We have already seen this stress-tested once. In August 2024, a single BOJ rate signal triggered one of the fastest equity corrections in modern market history — the Nikkei fell nearly 20% in days, surpassing 1987's Black Monday as the largest single-day point drop in the index's history. The recovery was equally dramatic. Within weeks the market had reclaimed its losses and continued to new highs. The stress test was passed. The floor was raised.

The government will resist aggressive rate normalisation as long as politically possible, because the fiscal consequences of rapid rate rises are severe. The BOJ and the government are in a codependent constraint that, paradoxically, protects the equity bull run. Gradual is the only gear available. And gradual means the current architecture persists far longer than bears anticipate.


For the investor: three things to understand

First, the Nikkei at 60,000 in yen is not as expensive as it looks. Measured in dollars, euros, or pounds, you are buying one of the world's most sophisticated industrial and technology economies at a meaningful currency discount. The headline number is denominated in a devalued unit.

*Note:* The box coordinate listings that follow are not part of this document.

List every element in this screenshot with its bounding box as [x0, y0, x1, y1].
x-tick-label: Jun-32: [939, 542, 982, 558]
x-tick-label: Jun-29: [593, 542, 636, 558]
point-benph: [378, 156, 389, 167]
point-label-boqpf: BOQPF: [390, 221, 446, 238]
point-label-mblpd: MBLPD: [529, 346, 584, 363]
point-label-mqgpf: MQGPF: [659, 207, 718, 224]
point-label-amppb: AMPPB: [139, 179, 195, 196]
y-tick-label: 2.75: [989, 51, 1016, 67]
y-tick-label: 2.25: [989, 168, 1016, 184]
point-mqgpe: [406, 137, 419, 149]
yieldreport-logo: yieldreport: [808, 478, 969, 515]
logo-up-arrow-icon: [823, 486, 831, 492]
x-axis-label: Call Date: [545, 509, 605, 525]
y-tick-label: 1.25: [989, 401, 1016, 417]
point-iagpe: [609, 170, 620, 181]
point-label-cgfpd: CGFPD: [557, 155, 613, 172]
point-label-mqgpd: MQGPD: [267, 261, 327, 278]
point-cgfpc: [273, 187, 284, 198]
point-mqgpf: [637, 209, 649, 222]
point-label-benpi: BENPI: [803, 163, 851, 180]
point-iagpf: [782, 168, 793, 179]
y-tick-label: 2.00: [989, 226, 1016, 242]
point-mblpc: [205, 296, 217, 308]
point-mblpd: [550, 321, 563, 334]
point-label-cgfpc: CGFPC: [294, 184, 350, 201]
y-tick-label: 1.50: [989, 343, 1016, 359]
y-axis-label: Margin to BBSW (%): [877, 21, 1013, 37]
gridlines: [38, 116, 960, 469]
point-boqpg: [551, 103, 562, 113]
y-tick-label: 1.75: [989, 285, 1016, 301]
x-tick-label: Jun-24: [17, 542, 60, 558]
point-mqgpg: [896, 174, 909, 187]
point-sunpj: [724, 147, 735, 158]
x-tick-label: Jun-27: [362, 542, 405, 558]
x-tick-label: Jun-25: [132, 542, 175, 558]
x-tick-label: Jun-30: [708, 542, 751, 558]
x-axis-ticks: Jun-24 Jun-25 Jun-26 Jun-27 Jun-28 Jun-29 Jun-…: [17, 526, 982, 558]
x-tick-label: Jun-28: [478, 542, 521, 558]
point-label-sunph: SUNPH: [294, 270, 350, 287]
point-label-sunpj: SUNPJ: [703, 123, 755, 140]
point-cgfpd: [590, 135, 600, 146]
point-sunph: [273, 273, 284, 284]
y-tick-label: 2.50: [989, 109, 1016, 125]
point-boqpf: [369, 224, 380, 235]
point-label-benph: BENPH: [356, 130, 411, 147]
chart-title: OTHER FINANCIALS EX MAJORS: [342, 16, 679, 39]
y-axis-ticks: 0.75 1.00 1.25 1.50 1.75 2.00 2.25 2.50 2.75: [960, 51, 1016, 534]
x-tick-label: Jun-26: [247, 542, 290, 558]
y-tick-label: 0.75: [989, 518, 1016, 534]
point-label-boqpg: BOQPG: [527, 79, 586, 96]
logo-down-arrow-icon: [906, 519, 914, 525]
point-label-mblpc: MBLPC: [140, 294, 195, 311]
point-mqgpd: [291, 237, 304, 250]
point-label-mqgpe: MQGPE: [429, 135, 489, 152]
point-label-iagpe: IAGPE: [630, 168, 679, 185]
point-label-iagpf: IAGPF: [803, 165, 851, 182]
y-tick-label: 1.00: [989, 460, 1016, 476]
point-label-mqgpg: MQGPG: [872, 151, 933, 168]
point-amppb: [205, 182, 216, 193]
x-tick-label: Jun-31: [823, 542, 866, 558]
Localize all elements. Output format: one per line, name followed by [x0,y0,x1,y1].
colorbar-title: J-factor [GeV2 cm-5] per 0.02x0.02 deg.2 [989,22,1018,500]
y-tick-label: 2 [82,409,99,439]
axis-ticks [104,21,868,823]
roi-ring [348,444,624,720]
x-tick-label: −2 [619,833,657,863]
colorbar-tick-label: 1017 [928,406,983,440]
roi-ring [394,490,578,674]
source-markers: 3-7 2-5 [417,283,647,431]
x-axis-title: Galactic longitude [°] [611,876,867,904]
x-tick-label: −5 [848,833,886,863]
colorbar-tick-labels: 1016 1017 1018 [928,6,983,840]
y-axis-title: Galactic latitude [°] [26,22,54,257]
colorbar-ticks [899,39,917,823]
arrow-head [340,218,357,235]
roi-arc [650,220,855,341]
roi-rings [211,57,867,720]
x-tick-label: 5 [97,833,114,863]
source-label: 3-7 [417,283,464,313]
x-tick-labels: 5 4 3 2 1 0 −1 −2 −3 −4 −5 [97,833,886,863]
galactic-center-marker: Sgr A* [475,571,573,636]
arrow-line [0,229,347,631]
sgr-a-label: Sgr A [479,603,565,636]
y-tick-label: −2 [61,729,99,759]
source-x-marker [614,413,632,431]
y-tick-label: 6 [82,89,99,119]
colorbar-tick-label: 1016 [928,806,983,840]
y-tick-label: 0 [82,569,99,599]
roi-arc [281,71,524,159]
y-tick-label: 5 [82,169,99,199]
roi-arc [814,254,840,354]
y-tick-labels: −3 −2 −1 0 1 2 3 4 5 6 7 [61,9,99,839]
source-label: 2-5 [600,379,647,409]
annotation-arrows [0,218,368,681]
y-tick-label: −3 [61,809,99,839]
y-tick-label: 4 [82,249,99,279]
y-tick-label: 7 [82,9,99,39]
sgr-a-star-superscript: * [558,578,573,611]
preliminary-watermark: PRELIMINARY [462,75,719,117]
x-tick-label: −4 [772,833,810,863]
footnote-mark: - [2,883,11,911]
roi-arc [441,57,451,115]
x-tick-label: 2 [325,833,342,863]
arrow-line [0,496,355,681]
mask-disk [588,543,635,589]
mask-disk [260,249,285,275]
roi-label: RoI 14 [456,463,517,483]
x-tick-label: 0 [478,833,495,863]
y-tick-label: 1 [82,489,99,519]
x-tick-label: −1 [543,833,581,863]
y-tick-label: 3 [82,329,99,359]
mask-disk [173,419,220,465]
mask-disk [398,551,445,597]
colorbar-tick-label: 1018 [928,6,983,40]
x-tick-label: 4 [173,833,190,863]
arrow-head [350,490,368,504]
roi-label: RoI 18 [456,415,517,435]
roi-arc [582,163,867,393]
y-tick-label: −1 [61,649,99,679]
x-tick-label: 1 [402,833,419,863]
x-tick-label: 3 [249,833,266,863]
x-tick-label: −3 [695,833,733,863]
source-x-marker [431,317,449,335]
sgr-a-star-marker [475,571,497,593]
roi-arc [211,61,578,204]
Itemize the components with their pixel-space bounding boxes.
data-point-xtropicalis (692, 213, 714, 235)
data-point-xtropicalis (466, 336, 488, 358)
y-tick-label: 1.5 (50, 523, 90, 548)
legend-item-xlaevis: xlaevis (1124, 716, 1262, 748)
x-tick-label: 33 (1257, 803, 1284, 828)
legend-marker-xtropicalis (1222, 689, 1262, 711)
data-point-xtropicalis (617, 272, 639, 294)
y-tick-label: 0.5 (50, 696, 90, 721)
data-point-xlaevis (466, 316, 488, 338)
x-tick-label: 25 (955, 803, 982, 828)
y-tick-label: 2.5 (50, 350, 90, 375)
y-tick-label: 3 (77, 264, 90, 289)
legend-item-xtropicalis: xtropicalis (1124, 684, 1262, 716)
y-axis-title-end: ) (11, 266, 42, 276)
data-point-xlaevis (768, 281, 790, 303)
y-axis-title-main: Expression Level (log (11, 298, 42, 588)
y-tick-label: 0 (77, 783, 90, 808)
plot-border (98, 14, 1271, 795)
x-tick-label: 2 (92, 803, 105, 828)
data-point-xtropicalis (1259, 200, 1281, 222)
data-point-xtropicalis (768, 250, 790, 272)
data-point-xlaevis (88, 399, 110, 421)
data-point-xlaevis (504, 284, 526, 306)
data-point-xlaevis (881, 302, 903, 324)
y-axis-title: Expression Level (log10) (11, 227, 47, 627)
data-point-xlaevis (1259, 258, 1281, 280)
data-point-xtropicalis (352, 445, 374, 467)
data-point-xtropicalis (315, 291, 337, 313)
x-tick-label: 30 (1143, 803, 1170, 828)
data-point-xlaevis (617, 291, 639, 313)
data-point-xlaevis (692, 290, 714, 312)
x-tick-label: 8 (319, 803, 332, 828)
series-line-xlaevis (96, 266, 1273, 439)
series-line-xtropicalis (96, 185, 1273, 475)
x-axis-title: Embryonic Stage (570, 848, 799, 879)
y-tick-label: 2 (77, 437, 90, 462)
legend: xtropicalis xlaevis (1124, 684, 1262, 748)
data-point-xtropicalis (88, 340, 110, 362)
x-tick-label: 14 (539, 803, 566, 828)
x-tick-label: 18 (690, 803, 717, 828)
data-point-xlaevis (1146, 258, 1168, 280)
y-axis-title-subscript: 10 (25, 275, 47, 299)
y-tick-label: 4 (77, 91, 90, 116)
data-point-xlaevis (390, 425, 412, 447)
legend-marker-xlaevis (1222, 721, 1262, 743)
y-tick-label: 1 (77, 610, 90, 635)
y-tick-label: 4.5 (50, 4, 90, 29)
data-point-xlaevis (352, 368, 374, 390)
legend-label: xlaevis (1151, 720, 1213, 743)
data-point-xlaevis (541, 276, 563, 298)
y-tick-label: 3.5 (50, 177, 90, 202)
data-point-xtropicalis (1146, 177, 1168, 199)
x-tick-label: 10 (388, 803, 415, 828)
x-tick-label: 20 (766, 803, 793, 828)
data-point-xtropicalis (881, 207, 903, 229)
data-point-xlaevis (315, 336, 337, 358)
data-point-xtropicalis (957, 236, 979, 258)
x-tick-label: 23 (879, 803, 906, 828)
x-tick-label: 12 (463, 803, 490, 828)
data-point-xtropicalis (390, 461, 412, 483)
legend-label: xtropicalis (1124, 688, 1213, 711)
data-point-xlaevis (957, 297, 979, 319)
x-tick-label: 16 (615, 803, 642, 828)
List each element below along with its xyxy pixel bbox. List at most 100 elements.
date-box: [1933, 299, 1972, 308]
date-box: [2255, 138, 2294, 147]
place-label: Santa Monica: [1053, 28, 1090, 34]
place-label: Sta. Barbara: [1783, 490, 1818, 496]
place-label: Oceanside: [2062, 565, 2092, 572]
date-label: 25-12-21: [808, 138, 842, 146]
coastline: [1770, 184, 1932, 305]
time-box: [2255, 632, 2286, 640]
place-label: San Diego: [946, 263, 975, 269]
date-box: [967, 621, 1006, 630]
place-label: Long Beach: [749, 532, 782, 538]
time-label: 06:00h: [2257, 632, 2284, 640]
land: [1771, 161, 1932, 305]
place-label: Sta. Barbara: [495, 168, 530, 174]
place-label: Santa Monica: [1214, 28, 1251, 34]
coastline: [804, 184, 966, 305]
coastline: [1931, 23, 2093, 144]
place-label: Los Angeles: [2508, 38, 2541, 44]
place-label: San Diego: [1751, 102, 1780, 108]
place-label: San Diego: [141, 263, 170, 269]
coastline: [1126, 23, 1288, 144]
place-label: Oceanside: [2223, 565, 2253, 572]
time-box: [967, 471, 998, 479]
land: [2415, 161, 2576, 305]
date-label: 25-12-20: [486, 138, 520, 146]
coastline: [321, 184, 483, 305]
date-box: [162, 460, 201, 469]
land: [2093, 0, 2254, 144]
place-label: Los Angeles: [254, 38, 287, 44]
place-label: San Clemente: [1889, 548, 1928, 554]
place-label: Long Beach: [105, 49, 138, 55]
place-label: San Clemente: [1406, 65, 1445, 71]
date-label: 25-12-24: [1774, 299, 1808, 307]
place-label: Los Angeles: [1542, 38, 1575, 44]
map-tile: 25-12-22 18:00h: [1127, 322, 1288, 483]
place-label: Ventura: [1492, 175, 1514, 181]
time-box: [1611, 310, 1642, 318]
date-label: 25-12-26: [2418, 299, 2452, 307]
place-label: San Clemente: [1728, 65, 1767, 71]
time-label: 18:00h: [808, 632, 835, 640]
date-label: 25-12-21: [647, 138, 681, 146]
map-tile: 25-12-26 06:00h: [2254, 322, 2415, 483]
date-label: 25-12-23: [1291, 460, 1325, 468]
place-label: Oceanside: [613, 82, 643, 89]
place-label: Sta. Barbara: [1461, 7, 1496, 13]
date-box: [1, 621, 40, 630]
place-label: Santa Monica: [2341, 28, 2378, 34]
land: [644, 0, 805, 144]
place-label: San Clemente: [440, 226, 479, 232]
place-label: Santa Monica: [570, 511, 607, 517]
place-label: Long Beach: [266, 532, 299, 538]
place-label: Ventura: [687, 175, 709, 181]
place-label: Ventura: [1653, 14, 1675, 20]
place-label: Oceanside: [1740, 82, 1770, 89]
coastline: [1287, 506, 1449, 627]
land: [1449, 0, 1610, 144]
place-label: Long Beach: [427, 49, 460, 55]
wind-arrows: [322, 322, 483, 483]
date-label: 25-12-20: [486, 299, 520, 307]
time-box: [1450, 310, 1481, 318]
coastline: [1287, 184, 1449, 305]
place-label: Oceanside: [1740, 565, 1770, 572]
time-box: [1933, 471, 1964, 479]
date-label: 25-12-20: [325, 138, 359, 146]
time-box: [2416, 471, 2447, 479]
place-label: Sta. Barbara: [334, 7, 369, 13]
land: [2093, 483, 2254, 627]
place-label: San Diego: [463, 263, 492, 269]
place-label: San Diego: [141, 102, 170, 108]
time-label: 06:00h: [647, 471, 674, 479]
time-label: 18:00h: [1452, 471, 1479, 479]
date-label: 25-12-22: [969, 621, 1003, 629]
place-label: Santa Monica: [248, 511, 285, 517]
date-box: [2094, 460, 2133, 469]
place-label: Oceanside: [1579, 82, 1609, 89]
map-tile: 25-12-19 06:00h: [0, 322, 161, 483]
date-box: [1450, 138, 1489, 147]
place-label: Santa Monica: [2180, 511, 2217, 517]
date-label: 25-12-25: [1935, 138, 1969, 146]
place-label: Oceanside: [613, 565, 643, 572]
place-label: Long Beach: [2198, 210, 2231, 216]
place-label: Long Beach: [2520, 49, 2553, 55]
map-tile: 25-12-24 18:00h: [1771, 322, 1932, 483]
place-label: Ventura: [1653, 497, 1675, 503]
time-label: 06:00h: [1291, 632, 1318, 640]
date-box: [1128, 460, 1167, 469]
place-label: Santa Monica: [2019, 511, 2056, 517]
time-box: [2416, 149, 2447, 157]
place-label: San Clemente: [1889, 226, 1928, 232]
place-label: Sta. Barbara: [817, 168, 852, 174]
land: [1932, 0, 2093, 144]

Second, riding with the Japanese government's policy direction is not speculation — it is alignment with sovereign intent. The BOJ, the TSE, the FSA, and the Ministry of Finance are all pointed in the same direction. When four institutional forces align simultaneously, the rational posture is not to look for reasons to be bearish. It is to ride the current until one of those forces clearly breaks.

Third, the same logic that makes Japan compelling makes Korea a parallel but distinct play. Japan is the broader infrastructure and industrial exposure — wide, deep, and policy-supported. Korea is the more concentrated, higher-volatility AI memory bet. Japan for structural conviction. Korea for those willing to run a sharper semiconductor cycle trade.


The closing reframe

Japan's nominal GDP ranking fell because its currency fell — not because its economy weakened. The same discount that makes Japan look smaller on the league table makes its stock market cheaper to own. The Nikkei at 60,000 in yen is not a bubble. In dollars, euros, or pounds, you are still buying one of the world's most sophisticated economies at a significant markdown — and the Japanese government has designed the entire system to ensure that markdown closes over time.

The GDP ranking tells you what the yen is worth against the dollar. The Nikkei tells you what Japan Inc. is worth to the world. These are different questions. Confusing them is the most common mistake in reading Japan's economic story.

The bull market's escape hatch was always open. The Japanese government has been signalling which door it is for years. The only question is whether you walked through it.


This article is for informational and analytical purposes only and does not constitute financial or investment advice.